1. The Parade's Gone By by Kevin Brownlow - without exposure to this book, my love and lust for the art of silent film would never have matured. I cannot but add that Brownlow's additional two books in what I call "the Brownlow Trilogy" are must reads. I cheat a bit and name them here, as well: The War, The West and The Wilderness and Behind the Mask of Innocence.

2. Hollywood Babylon by Kenneth Anger - I do not know a soul who has not read this piece of fiction. It was one of the first film books I found on the local library shelves, it was salacious and gloriously illustrated (well, in some parts, some were horrifying). This book taught me to read autobiographies and just about any other book with a wary eye. It helped me develop my own personal bullshit meter. Of course, initially, I fell for it hook, line and sinker, I was only 15.

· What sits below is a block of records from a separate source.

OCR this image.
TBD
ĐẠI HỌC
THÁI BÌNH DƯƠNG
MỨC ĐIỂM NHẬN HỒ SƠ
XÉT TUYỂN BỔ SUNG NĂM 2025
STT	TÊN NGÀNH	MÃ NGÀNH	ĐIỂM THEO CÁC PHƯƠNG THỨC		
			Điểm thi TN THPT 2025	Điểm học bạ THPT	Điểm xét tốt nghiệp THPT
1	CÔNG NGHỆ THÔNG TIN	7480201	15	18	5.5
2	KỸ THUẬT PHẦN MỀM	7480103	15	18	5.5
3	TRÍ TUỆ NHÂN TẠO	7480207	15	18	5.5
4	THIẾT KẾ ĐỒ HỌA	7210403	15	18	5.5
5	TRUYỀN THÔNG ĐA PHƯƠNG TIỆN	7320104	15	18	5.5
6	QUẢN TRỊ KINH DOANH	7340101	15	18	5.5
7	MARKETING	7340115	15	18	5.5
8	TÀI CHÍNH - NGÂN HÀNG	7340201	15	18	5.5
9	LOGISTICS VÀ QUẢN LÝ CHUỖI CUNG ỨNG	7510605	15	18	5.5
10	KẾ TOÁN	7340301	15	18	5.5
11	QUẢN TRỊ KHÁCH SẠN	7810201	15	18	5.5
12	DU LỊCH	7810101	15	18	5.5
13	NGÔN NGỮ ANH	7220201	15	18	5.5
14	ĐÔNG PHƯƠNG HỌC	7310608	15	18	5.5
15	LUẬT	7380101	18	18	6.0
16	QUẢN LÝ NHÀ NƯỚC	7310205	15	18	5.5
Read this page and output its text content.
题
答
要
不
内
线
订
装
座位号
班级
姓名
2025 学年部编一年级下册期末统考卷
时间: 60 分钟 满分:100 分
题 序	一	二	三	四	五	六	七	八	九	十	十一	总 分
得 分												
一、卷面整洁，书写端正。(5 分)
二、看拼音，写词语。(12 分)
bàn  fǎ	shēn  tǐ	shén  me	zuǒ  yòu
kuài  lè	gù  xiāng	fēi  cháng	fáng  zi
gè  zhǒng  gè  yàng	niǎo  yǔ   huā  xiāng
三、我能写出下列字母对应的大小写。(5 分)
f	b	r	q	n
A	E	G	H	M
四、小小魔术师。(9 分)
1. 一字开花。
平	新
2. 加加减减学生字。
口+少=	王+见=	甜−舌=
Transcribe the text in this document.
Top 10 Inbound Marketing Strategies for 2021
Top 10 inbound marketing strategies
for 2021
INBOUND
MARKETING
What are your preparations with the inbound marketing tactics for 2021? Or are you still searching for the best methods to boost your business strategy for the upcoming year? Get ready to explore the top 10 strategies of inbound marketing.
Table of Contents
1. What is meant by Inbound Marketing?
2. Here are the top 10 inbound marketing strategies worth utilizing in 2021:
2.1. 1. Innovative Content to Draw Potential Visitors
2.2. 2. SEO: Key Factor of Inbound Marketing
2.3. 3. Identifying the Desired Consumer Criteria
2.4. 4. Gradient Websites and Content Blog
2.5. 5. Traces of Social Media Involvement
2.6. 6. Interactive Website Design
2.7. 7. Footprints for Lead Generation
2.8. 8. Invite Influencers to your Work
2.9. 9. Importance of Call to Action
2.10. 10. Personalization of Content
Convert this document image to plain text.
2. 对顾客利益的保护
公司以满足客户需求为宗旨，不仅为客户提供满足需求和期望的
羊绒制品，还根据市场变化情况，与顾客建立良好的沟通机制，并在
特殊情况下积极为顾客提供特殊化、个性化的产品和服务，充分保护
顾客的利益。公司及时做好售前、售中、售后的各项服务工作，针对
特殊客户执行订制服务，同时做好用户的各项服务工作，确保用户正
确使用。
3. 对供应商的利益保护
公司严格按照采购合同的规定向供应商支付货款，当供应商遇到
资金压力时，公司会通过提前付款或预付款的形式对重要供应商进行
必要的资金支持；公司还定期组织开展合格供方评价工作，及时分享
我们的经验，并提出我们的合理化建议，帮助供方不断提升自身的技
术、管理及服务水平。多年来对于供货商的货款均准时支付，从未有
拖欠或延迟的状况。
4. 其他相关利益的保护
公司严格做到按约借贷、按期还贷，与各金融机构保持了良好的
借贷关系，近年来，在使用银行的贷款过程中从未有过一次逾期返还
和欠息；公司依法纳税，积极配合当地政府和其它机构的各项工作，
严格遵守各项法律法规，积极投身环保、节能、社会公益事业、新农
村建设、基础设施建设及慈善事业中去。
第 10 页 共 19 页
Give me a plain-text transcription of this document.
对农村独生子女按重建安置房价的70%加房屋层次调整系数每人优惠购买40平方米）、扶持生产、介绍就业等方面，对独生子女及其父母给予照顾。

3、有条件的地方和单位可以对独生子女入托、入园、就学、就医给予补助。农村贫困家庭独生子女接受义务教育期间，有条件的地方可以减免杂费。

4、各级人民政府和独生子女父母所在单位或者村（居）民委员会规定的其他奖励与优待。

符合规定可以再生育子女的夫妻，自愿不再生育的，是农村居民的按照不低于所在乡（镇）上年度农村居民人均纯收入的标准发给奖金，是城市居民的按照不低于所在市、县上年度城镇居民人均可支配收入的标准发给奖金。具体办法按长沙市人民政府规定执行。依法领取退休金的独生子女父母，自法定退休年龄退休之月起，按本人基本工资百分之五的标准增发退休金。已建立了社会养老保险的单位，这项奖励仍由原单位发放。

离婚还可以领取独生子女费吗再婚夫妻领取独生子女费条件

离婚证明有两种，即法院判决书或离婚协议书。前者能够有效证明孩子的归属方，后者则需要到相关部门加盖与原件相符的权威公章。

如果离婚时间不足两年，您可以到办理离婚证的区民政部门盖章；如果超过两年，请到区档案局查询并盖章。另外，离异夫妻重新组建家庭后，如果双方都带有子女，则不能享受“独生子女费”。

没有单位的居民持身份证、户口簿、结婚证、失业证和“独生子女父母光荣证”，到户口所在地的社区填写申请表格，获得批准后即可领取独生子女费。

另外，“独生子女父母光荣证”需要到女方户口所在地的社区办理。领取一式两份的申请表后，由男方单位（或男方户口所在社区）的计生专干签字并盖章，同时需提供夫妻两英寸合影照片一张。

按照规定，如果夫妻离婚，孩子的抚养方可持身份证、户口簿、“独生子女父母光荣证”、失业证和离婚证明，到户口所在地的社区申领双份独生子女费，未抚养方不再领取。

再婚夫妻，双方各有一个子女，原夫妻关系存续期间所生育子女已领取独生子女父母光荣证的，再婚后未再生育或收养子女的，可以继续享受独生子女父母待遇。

3. Louise Brooks by Barry Paris - I still consider this to be one of the finest film biographies ever written. Brooks was flawed and Paris pulls no punches, it is a compelling read. A fascinating woman on screen and off.

4. The Silent Clowns by Walter Kerr - I lack the slapstick gene, really. Kerr's book was one of the first to cover the art of silent comedy and it helped me, one of the slapstick impaired understand the joys of Laurel and Hardy and Buster Keaton.

5. The Art of the Hollywood Photographer by John Kobal - Kobal's unerring eye for beauty in this volume opened my eyes to the art of glamor photography. This book has inspired me for my own project.

6. The Fred Astaire Ginger Rogers Book by Arlene Croce - A step by step exploration of the dance and what it all meant in the Astaire/Rogers films. A fabulous book I return to quite often.

7. Spellbound in Darkness by George Pratt - A terrific overview that is still incredibly readable.

8. The Art of Alfred Hitchcock by Donald Spoto - Quite simply still one of the best examinations of Hitchcock's films. Well worn, it is a favorite.

9. A Pictorial History of the Silent Screen by Daniel Blum - the photos made me want to see everything. Growing up made me lament the loss of so many, now extant in stills.

10. A Million and One Nights by Terry Ramsaye - the 1926 history of the business of cinema, written from within the industry, but a fascinating work. An original edition is still on my wish list.